By Suzy Frisch
Many people know historical facts about segregation in the United States — separate schools, bathrooms, pools, and professional sports teams. But that history truly comes to life when watching a 1920s film clip of a Negro Baseball League game or viewing 1960s photos of a man pouring acid in a pool to scare away African American swimmers.
While archives across the country have reams of illustrative materials like this, it’s difficult to find by happenstance or from a distance. Thanks to the University of Minnesota Libraries, students, researchers, artists, and scholars have a new way to gain access. The Libraries recently developed a new search tool and database called Umbra Search African American History — available at umbrasearch.org.
It’s chock full of 520,000 historical and cultural items from 1,000 archives, libraries, and museums, and it continues to grow. The Libraries started its Umbra Search effort in 2014 to pull together primary source materials from archives across the country. Whether it’s photos, videos, original materials like letters or marked-up manuscripts, users can easily search Umbra for items that support their research or open new avenues of thinking.
Officially launched in 2017 as a free online resource, Umbra Search is especially important because “accessing African American history through the archival record can be extremely challenging without the proper tools,” says Dorothy Berry, Metadata and Digitization Lead. Archives and institutions didn’t traditionally collect materials regarding African American culture and history because it wasn’t deemed important. Plus, many African Americans didn’t share their items with archives because of a lack of trust and relationships with such institutions.

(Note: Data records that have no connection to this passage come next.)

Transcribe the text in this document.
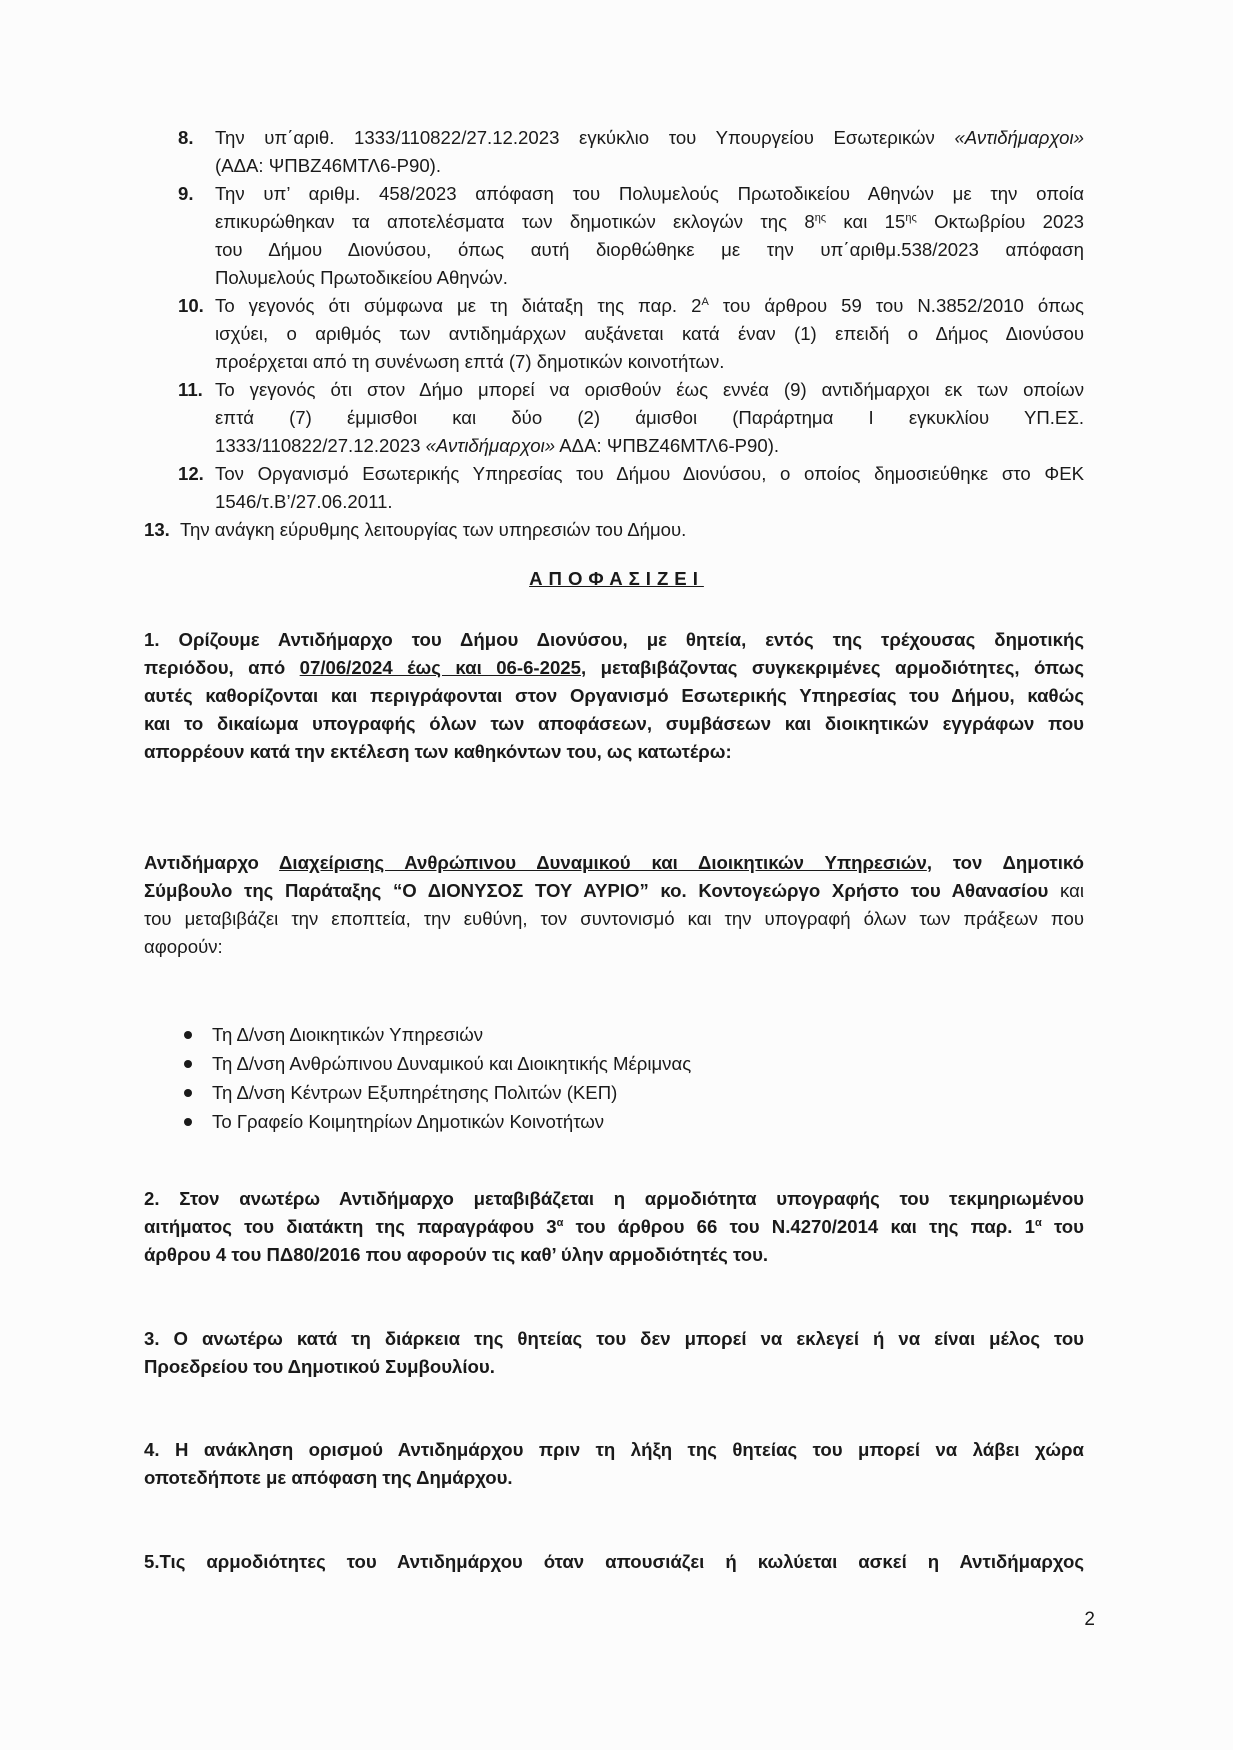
8. Την υπ΄αριθ. 1333/110822/27.12.2023 εγκύκλιο του Υπουργείου Εσωτερικών «Αντιδήμαρχοι»
(ΑΔΑ: ΨΠΒΖ46ΜΤΛ6-Ρ90).
9. Την υπ’ αριθμ. 458/2023 απόφαση του Πολυμελούς Πρωτοδικείου Αθηνών με την οποία
επικυρώθηκαν τα αποτελέσματα των δημοτικών εκλογών της $8^{\eta\varsigma}$ και $15^{\eta\varsigma}$ Οκτωβρίου 2023
του Δήμου Διονύσου, όπως αυτή διορθώθηκε με την υπ΄αριθμ.538/2023 απόφαση
Πολυμελούς Πρωτοδικείου Αθηνών.
10. Το γεγονός ότι σύμφωνα με τη διάταξη της παρ. $2^A$ του άρθρου 59 του Ν.3852/2010 όπως
ισχύει, ο αριθμός των αντιδημάρχων αυξάνεται κατά έναν (1) επειδή ο Δήμος Διονύσου
προέρχεται από τη συνένωση επτά (7) δημοτικών κοινοτήτων.
11. Το γεγονός ότι στον Δήμο μπορεί να ορισθούν έως εννέα (9) αντιδήμαρχοι εκ των οποίων
επτά (7) έμμισθοι και δύο (2) άμισθοι (Παράρτημα Ι εγκυκλίου ΥΠ.ΕΣ.
1333/110822/27.12.2023 «Αντιδήμαρχοι» ΑΔΑ: ΨΠΒΖ46ΜΤΛ6-Ρ90).
12. Τον Οργανισμό Εσωτερικής Υπηρεσίας του Δήμου Διονύσου, ο οποίος δημοσιεύθηκε στο ΦΕΚ
1546/τ.Β’/27.06.2011.
13. Την ανάγκη εύρυθμης λειτουργίας των υπηρεσιών του Δήμου.
ΑΠΟΦΑΣΙΖΕΙ
1. Ορίζουμε Αντιδήμαρχο του Δήμου Διονύσου, με θητεία, εντός της τρέχουσας δημοτικής
περιόδου, από 07/06/2024 έως και 06-6-2025, μεταβιβάζοντας συγκεκριμένες αρμοδιότητες, όπως
αυτές καθορίζονται και περιγράφονται στον Οργανισμό Εσωτερικής Υπηρεσίας του Δήμου, καθώς
και το δικαίωμα υπογραφής όλων των αποφάσεων, συμβάσεων και διοικητικών εγγράφων που
απορρέουν κατά την εκτέλεση των καθηκόντων του, ως κατωτέρω:
Αντιδήμαρχο Διαχείρισης Ανθρώπινου Δυναμικού και Διοικητικών Υπηρεσιών, τον Δημοτικό
Σύμβουλο της Παράταξης “Ο ΔΙΟΝΥΣΟΣ ΤΟΥ ΑΥΡΙΟ” κο. Κοντογεώργο Χρήστο του Αθανασίου και
του μεταβιβάζει την εποπτεία, την ευθύνη, τον συντονισμό και την υπογραφή όλων των πράξεων που
αφορούν:
Τη Δ/νση Διοικητικών Υπηρεσιών
Τη Δ/νση Ανθρώπινου Δυναμικού και Διοικητικής Μέριμνας
Τη Δ/νση Κέντρων Εξυπηρέτησης Πολιτών (ΚΕΠ)
Το Γραφείο Κοιμητηρίων Δημοτικών Κοινοτήτων
2. Στον ανωτέρω Αντιδήμαρχο μεταβιβάζεται η αρμοδιότητα υπογραφής του τεκμηριωμένου
αιτήματος του διατάκτη της παραγράφου $3^\alpha$ του άρθρου 66 του Ν.4270/2014 και της παρ. $1^\alpha$ του
άρθρου 4 του ΠΔ80/2016 που αφορούν τις καθ’ ύλην αρμοδιότητές του.
3. Ο ανωτέρω κατά τη διάρκεια της θητείας του δεν μπορεί να εκλεγεί ή να είναι μέλος του
Προεδρείου του Δημοτικού Συμβουλίου.
4. Η ανάκληση ορισμού Αντιδημάρχου πριν τη λήξη της θητείας του μπορεί να λάβει χώρα
οποτεδήποτε με απόφαση της Δημάρχου.
5.Τις αρμοδιότητες του Αντιδημάρχου όταν απουσιάζει ή κωλύεται ασκεί η Αντιδήμαρχος
2
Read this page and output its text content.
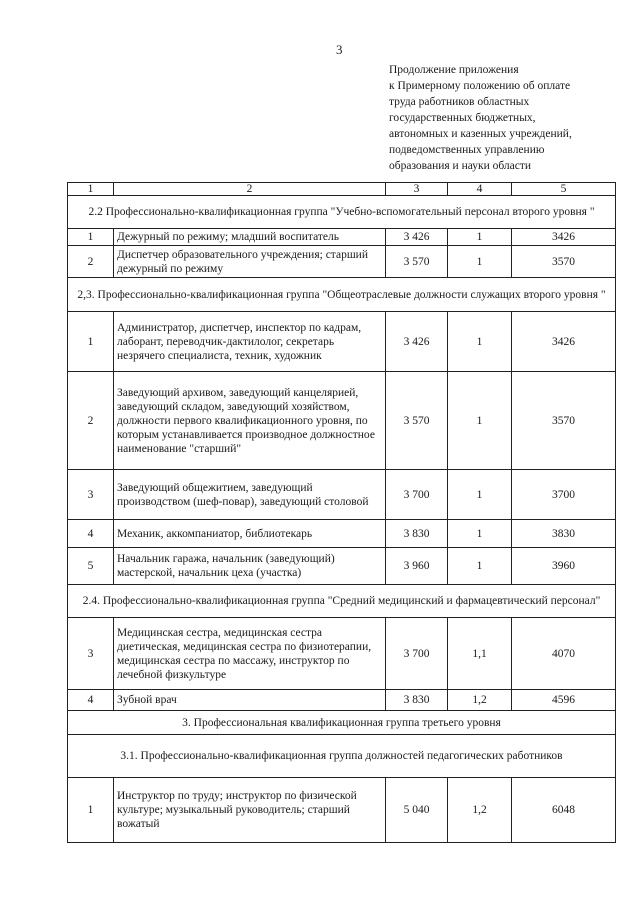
3
Продолжение приложения
к Примерному положению об оплате
труда работников областных
государственных бюджетных,
автономных и казенных учреждений,
подведомственных управлению
образования и науки области
1	2	3	4	5
2.2 Профессионально-квалификационная группа "Учебно-вспомогательный персонал второго уровня "				
1	Дежурный по режиму; младший воспитатель	3 426	1	3426
2	Диспетчер образовательного учреждения; старший дежурный по режиму	3 570	1	3570
2,3. Профессионально-квалификационная группа "Общеотраслевые должности служащих второго уровня "				
1	Администратор, диспетчер, инспектор по кадрам, лаборант, переводчик-дактилолог, секретарь незрячего специалиста, техник, художник	3 426	1	3426
2	Заведующий архивом, заведующий канцелярией, заведующий складом, заведующий хозяйством, должности первого квалификационного уровня, по которым устанавливается производное должностное наименование "старший"	3 570	1	3570
3	Заведующий общежитием, заведующий производством (шеф-повар), заведующий столовой	3 700	1	3700
4	Механик, аккомпаниатор, библиотекарь	3 830	1	3830
5	Начальник гаража, начальник (заведующий) мастерской, начальник цеха (участка)	3 960	1	3960
2.4. Профессионально-квалификационная группа "Средний медицинский и фармацевтический персонал"				
3	Медицинская сестра, медицинская сестра диетическая, медицинская сестра по физиотерапии, медицинская сестра по массажу, инструктор по лечебной физкультуре	3 700	1,1	4070
4	Зубной врач	3 830	1,2	4596
3. Профессиональная квалификационная группа третьего уровня				
3.1. Профессионально-квалификационная группа должностей педагогических работников				
1	Инструктор по труду; инструктор по физической культуре; музыкальный руководитель; старший вожатый	5 040	1,2	6048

“Given how African American materials have been collected historically, there is even less of these materials,” says Cecily Marcus, Umbra Search Director and Curator of the Libraries’ Givens Collection of African American Literature, the Performing Arts Archives, and the Upper Midwest Literary Archives.
“They are scattered all over, so building a national corpus of African American material seems like a useful effort that demonstrates the impact of the material and how it can be used for research by anyone. It’s an important body of work that has been underrepresented. We need more.”
U Libraries uniquely suited to lead Umbra Search
This expertise helped attract national partners like the Smithsonian Institution, Yale University, and Howard University. Then it took significant outreach, negotiations, and communication to encourage other partners to allow the University to digitize and aggregate their archives in the Umbra Search database.
These efforts were immediately fruitful. Users often profess how powerful it is to dig into Umbra Search. Catherine Squires, Ph.D., a professor of communication studies, has her students at the University and Gordon Parks High School in St. Paul use Umbra Search for research projects, and she’s witnessed many exclaim “Wow!” when they see the wealth of resources. “Many of these students haven’t worked with archives much at all, and they didn’t realize how much was available,” she notes.
‘More to life than a Google search’
Certainly, the students know about historical figures like Martin Luther King and Sojourner Truth. But their eyes open to the topic even more when they can see photos or videos of civil rights leaders giving speeches, or they read accounts of events or editorials from the African American press.
“With Umbra, we can show students that there is more to life than a Google search, and it’s important to know that they have a legacy that’s accessible,” Squires adds. “So many of the undergrads and high school students inevitably say, ‘Why don’t we get to learn more about these people and this kind of history?’ They are glad they have this tool, but it reminds them that the way we teach history is very unidimensional.”
History often is presented as a collection of dates and influential people, but students, artists, and researchers can deepen their knowledge by viewing pictures or pamphlets from the daily life of an era.
Lou Bellamy, Penumbra founder and a long-time theater professor at the U, sees value in using a tool like Umbra Search as the theater starts to stage a play. He often wants to know, “What would the women be doing at this time?”— a question not as easily answered
before Umbra Search. Bellamy believes Umbra Search is especially meaningful for
artistic venues.
“With an ephemeral thing like theater, it’s here, and then it’s gone,” he says. “In the 40 years we’ve been doing work at Penumbra, we’ve learned some things about the way to produce this work in a historically correct, culturally responsible way. I want to share that in as wide an arena as I can. Umbra is certainly the way to do it.”
Erin Sharkey, a writer, educator, and co-founder of Free Black Dirt, an experimental arts production company, pitched in on the development of Umbra Search along with her artistic partner Junauda Petrus. During a 2015 Givens Collection residency, Petrus and Sharkey used it for research and consulted with the team to shape what the tool could and should offer users.
Sharkey delights in being able to get access to primary source material that fuels her work, all without having to travel far and wide to see the items in person. Currently she’s interested in her ancestral home region of Mississippi, as well as the intersection of gardening and food and how it opens windows onto family histories.
“I’m really inspired by research in my own creative practice. I think it changes the way I think about myself as an artist, and now I’m thinking as an archivist,” Sharkey says. “Umbra is really fruitful in my own personal work and I find it really exciting to introduce the project to other people. They are surprised about this resource and they are really excited about it.”
The Umbra Search team intends for the tool to enrich African American history for all, helping people go beyond Black History Month and familiar figures to the hidden people and places that shaped America.